Por último llegamos al lago Shunet, con su marco de lodazales negros y hediondos, salpicados de manchas de sal que brillaban a la luz del sol hasta el punto que, fijándose en ellas, dolían los ojos. No se veía ni un pájaro en las orillas y en la superficie del lago muerto. Este había perecido, pero con gracia, porque en su superficie refulgían los cristales de sal como diamantes, los cuales, aglomerándose en grandes capas y precipitándose en el fondo, formaban una espesa costra que insensiblemente iba llenando el depósito lacustre, chapoteando por los mal olientes marjales… Hak y yo nos acercamos al lago para sacar muestras de su agua y analizarla químicamente y medir su temperatura.

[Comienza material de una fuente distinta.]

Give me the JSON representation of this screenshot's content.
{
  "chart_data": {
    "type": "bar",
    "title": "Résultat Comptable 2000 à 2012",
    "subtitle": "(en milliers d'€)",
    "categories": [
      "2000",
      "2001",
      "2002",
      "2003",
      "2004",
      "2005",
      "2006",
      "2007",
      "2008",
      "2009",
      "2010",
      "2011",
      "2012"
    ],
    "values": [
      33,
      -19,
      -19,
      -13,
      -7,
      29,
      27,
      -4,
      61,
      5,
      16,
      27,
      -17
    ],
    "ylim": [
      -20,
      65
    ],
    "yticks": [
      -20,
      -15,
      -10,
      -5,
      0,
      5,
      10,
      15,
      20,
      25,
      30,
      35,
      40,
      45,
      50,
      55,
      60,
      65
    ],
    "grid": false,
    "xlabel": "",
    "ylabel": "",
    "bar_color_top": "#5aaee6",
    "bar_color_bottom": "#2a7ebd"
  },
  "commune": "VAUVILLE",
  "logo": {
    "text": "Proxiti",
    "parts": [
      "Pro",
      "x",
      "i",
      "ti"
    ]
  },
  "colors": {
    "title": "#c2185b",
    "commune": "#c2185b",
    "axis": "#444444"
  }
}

Cuando estuvimos junto al borde nos sorprendió vernos rodeados de un cerco como de coral rojo, de un pie de ancho. No sabiendo lo que podía ser, me incliné y descubrí que lo constituía una masa de bichillos ya muertos y podridos, que eran la causa del insoportable hedor que se notaba en el aire. Guardé en un frasco una buena cantidad de los rojos animalillos y eché agua del lago en él. De improviso vi en la vasija de vidrio unos cangrejitos de cinco milímetros de largo que nadaban muy de prisa y tan delicados y efímeros que sólo vivieron muy escasos minutos. Los subsiguientes estudios biológicos establecieron que eran los últimos seres vivos del lago Shunet y se les dio el nombre de Artemia salina. Aparte de ellos sólo vivían allí los Beggiat bacilli, destruyendo la restante vida en el lago y preparando al mismo tiempo la extinción de éste. Mandé a Hak explorar la hondura del lago. Mi auxiliar se desnudó, se metió en el agua y, cuando se había apartado algo de la orilla, me dijo:
-;Parece que se anda sobre cristal.
Aquello me dio curiosidad, y después de quitarme la ropa le seguí.

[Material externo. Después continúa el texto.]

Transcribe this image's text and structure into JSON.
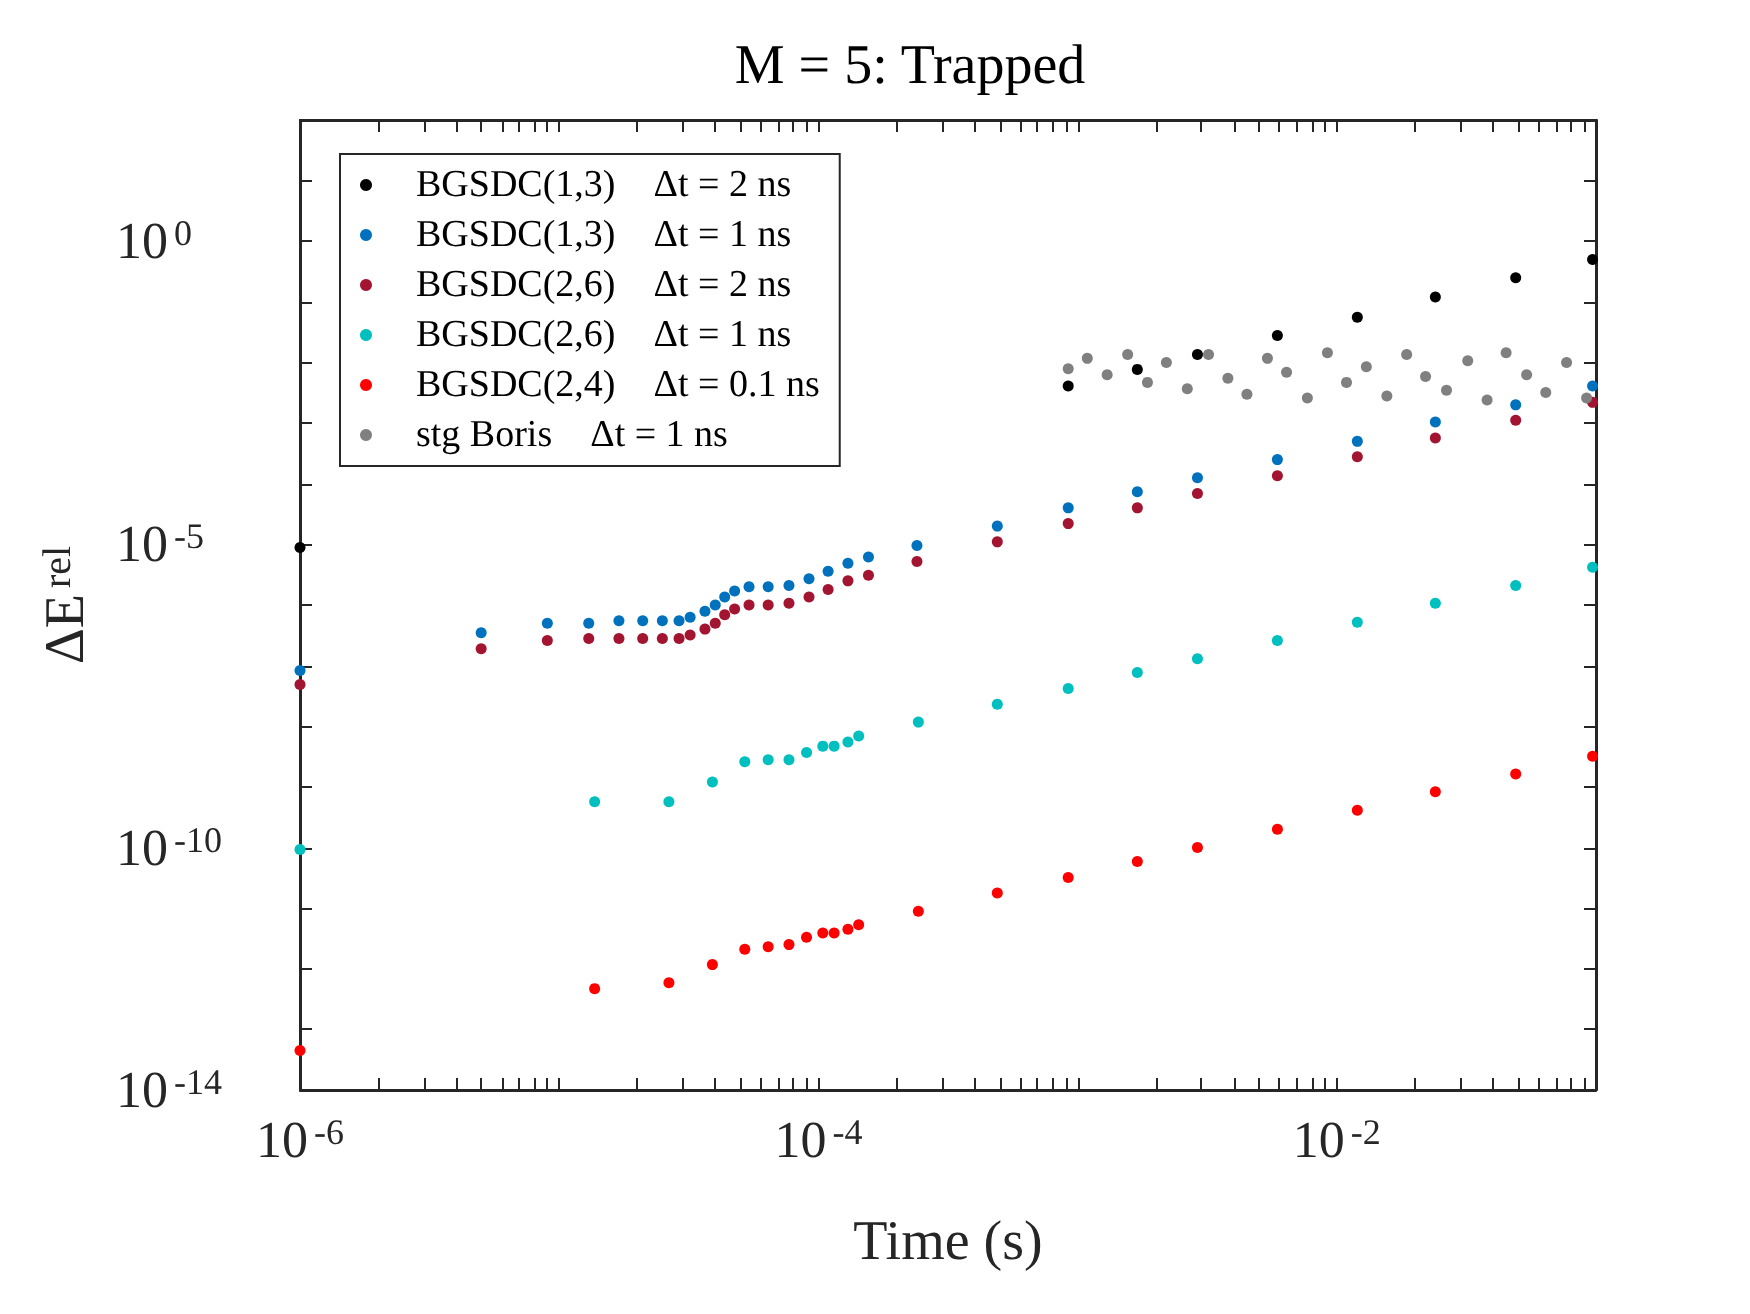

Encontré que el fondo del Shunet era duro y pulimentado como el cristal o el mármol, estando formado por la sal que durante siglos y por la acción del sol y del viento se había precipitado de la superficie del lago. Recogimos muestras de una sal común excelente, pues tenía una pureza de 99,89 por 100.

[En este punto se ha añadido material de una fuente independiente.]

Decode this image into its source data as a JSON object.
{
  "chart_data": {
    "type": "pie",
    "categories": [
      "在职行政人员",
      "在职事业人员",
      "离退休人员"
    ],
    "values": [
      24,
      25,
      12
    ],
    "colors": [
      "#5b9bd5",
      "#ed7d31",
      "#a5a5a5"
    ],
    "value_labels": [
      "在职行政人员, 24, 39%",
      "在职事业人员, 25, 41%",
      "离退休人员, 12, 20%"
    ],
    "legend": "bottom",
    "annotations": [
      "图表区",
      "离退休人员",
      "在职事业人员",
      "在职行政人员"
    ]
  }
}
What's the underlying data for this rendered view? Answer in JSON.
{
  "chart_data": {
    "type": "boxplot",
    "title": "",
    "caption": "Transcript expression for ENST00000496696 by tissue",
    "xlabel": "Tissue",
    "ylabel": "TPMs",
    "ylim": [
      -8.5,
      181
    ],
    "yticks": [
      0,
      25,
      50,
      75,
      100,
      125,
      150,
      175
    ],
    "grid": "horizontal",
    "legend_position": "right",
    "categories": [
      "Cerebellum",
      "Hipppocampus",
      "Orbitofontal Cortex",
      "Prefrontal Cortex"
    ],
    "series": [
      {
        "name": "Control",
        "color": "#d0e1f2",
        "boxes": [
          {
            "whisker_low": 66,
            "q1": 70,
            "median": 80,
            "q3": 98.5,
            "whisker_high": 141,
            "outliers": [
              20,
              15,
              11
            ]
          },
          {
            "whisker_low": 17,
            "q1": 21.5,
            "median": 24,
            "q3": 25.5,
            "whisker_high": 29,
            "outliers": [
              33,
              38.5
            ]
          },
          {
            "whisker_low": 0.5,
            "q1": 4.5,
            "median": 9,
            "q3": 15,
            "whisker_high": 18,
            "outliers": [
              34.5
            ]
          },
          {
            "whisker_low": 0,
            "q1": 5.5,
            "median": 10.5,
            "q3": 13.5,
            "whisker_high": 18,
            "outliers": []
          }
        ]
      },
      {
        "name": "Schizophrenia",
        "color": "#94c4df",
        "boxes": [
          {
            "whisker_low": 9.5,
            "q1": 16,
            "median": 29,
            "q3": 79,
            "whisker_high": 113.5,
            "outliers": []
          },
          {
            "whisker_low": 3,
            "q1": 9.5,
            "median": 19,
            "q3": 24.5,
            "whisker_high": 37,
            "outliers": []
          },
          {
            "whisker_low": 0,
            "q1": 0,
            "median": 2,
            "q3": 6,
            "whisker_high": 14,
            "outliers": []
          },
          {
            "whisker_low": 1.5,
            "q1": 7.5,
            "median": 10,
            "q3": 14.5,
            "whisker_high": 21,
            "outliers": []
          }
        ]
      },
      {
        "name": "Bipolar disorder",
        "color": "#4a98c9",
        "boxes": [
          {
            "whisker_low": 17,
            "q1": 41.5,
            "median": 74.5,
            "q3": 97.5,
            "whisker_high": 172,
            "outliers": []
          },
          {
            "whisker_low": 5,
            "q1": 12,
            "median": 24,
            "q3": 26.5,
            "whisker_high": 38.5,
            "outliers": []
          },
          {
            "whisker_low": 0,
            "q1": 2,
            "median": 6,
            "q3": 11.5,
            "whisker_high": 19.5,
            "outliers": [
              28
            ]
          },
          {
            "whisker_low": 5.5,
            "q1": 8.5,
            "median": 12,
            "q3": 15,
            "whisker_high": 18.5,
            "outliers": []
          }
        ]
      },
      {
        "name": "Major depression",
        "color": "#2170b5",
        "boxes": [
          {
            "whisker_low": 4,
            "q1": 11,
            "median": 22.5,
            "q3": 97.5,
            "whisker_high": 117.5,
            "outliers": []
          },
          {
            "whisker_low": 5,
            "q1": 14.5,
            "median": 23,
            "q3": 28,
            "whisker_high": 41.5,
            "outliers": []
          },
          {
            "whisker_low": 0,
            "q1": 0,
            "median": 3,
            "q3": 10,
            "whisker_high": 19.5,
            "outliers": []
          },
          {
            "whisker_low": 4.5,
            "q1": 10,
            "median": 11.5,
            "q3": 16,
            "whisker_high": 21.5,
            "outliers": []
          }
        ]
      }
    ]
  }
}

Como hacía mucho calor, decidimos, después de nuestras investigaciones, tomar un baño; pero no encontramos en ninguna parte del lago una profundidad mayor de metro y medio, por lo que nos costó trabajo bañarnos. Cuando intentamos zambullirnos, el agua nos empujó hacia arriba como si fuésemos botellas vacías encorchadas. Quisimos nadar, y experimentamos una sensación especial al flotar en la superficie del agua como si estuviésemos echados en el piso de una habitación; pero esta base no era estable, porque algo movedizo y blando nos golpeaba ligeramente la espalda, el pecho y los costados cuando cambiábamos de postura.
-;¿Qué diablo es esto?-;exclamó Hak, lanzando una alegre carcajada-;. ¡Es un verdadero escándalo! Una de las cosas peores que se pueden decir de un hombre es que pesa menos que el corcho, y en este lago el agua me lleva y trae como si yo fuese un tapón: ¿Cree usted que me habré vuelto de corcho?
Hak tenía razón, porque nuestros cuerpos estaban en la misma relación con el agua del Shunet que un corcho con el agua ordinaria.
No conseguimos tomar un baño, pero en cambio hicimos un notable descubrimiento. De repente observamos una cosa que avanzaba hacia nosotros desde la orilla. Sentados en el lago calculábamos lo que podía ser y bruscamente Hak se puso en pie, diciendo:
-;Vámonos lo antes que podamos.
Le seguí de mala gana deseando averiguar lo que aquello era. Pronto divisé una inmensa tarántula que andaba por el agua con sus largas y peludas patas sin romper la superficie liquida aunque, como ésta cedía ligeramente al peso de la araña, el bicho marchaba con precaución. Extendía amenazadoramente sus antenas y llevaba alta la cabeza, dispuesta al ataque y a la defensa con la ayuda de su virulento veneno Pasó junto a mí con el aire belicoso de un acorazado en plan de combate, pareciendo decir:
«¡Cuidado con que nadie se meta en lo que no le importa!»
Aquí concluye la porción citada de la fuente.